In this tutorial we shall find the integral of inverse sine squared function, and it is another important integration. To evaluate this integral we first use the method of substitution and then we use integration by parts.

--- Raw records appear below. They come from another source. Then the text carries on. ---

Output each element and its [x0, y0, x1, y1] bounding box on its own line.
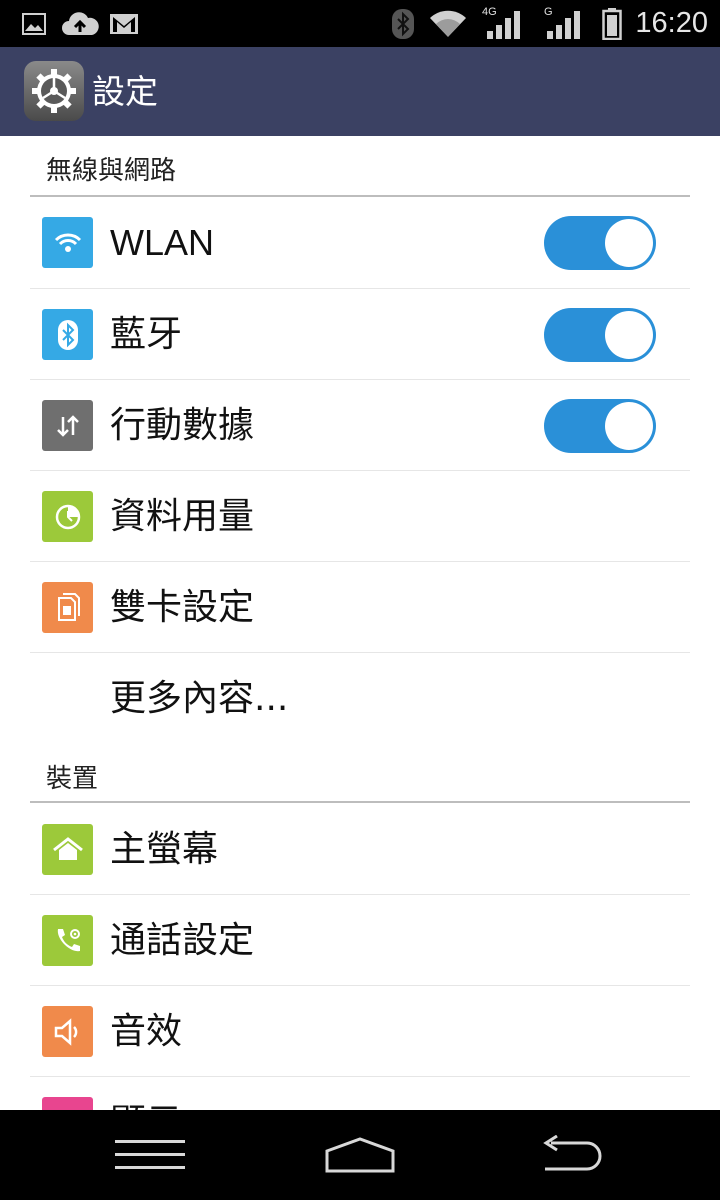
- settings-item-label: 行動數據: [110, 405, 255, 446]
- settings-list: 無線與網路 WLAN 藍牙 行動數據 資料用量 雙卡設定 更多內容... 裝置 …: [0, 136, 720, 1110]
- settings-item-label: 更多內容...: [110, 678, 289, 719]
- settings-gear-icon[interactable]: [24, 61, 84, 121]
- settings-item-label: 通話設定: [110, 920, 255, 961]
- settings-item-mobile-data[interactable]: 行動數據: [30, 380, 690, 471]
- bluetooth-icon: [42, 309, 93, 360]
- settings-item-dual-sim[interactable]: 雙卡設定: [30, 562, 690, 653]
- signal-4g-icon: 4G: [480, 0, 526, 47]
- settings-item-display[interactable]: 顯示: [30, 1077, 690, 1110]
- wifi-icon: [42, 217, 93, 268]
- menu-icon[interactable]: [90, 1110, 210, 1200]
- mobile-data-icon: [42, 400, 93, 451]
- status-bar: 4G G 16:20: [0, 0, 720, 47]
- bluetooth-icon: [390, 0, 416, 47]
- settings-item-label: 藍牙: [110, 314, 183, 355]
- settings-item-call-settings[interactable]: 通話設定: [30, 895, 690, 986]
- call-settings-icon: [42, 915, 93, 966]
- toggle-knob: [605, 311, 653, 359]
- settings-item-bluetooth[interactable]: 藍牙: [30, 289, 690, 380]
- section-header-device: 裝置: [46, 764, 99, 794]
- sound-icon: [42, 1006, 93, 1057]
- signal-g-icon: G: [540, 0, 586, 47]
- settings-item-label: 主螢幕: [110, 829, 219, 870]
- navigation-bar: [0, 1110, 720, 1200]
- sim-card-icon: [42, 582, 93, 633]
- home-icon[interactable]: [300, 1110, 420, 1200]
- settings-item-sound[interactable]: 音效: [30, 986, 690, 1077]
- back-icon[interactable]: [510, 1110, 630, 1200]
- settings-item-label: 雙卡設定: [110, 587, 255, 628]
- network-g-label: G: [544, 6, 553, 18]
- action-bar: 設定: [0, 47, 720, 136]
- toggle-knob: [605, 219, 653, 267]
- gmail-icon: [108, 0, 140, 47]
- settings-item-label: 音效: [110, 1011, 183, 1052]
- home-screen-icon: [42, 824, 93, 875]
- settings-item-more[interactable]: 更多內容...: [30, 653, 690, 744]
- bluetooth-toggle[interactable]: [544, 308, 656, 362]
- wifi-icon: [428, 0, 468, 47]
- display-icon: [42, 1097, 93, 1110]
- wlan-toggle[interactable]: [544, 216, 656, 270]
- settings-item-label: 資料用量: [110, 496, 255, 537]
- toggle-knob: [605, 402, 653, 450]
- settings-item-label: WLAN: [110, 222, 215, 263]
- battery-icon: [598, 0, 626, 47]
- image-icon: [20, 0, 48, 47]
- section-divider: [30, 801, 690, 803]
- settings-item-home-screen[interactable]: 主螢幕: [30, 804, 690, 895]
- data-usage-icon: [42, 491, 93, 542]
- settings-item-label: 顯示: [110, 1077, 182, 1110]
- settings-item-data-usage[interactable]: 資料用量: [30, 471, 690, 562]
- settings-item-wlan[interactable]: WLAN: [30, 197, 690, 288]
- network-4g-label: 4G: [482, 6, 497, 18]
- clock: 16:20: [635, 7, 708, 39]
- cloud-upload-icon: [60, 0, 100, 47]
- mobile-data-toggle[interactable]: [544, 399, 656, 453]
- section-header-wireless: 無線與網路: [46, 156, 177, 186]
- page-title: 設定: [92, 72, 158, 111]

The integral of inverse sine squared is of the form
$I = \int {{{\left( {{{\sin }^{ – 1}}x} \right)}^2}dx} \,\,\,\,{\text{ – – – }}\left( {\text{i}} \right)$

But $z = {\sin ^{ – 1}}x$ implies that $\sin z = x$, by differentiation $\cos zdz = dx$, so the given integral (i) takes the form
$I = \int {{{\left( {{{\sin }^{ – 1}}x} \right)}^2}dx} = \int {{z^2}\cos zdz}$

Considering ${z^2}$ and $\cos z$ are the first and second functions and using integration by parts, we have
$I = \int {{z^2}\cos zdz} \,\,\,\,{\text{ – – – }}\left( {{\text{ii}}} \right)$

Using the formula for integration by parts, we have
$\int {\left[ {f\left( x \right)g\left( x \right)} \right]dx = f\left( x \right)\int {g\left( x \right)dx – \int {\left[ {\frac{d}{{dx}}f\left( x \right)\int {g\left( x \right)dx} } \right]dx} } }$

Using the formula above, equation (ii) becomes
$\begin{gathered} I = {z^2}\int {\cos zdz – \int {\left[ {\frac{d}{{dz}}{z^2}\int {\cos zdz} } \right]dz} } \\ \Rightarrow I = {z^2}\sin z – 2\int {z\sin zdz} \\ \end{gathered}$

Now again using integration by parts, we have
$\begin{gathered} I = {z^2}\sin z – 2\left[ {z\int {\sin zdz – \int {\left( {\frac{d}{{dz}}z\int {\sin zdz} } \right)dz} } } \right] \\ \Rightarrow I = {z^2}\sin z – 2\left[ {z\left( { – \cos z} \right) – \int {\left( { – \cos z} \right)dz} } \right] \\ \Rightarrow I = {z^2}\sin z – 2\left[ { – z\cos z + \int {\cos zdz} } \right] \\ \Rightarrow I = {z^2}\sin z + 2z\cos z – 2\sin z + c \\ \Rightarrow I = {z^2}\sin z + 2z\sqrt {1 – {{\sin }^2}z} – 2\sin z + c \\ \end{gathered}$

From the above substitution it can be written in the form
$\Rightarrow \int {{{\left( {{{\sin }^{ – 1}}x} \right)}^2}} = x{\left( {{{\sin }^{ – 1}}x} \right)^2} + 2\left( {{{\sin }^{ – 1}}x} \right)\sqrt {1 – {x^2}} – 2x + c$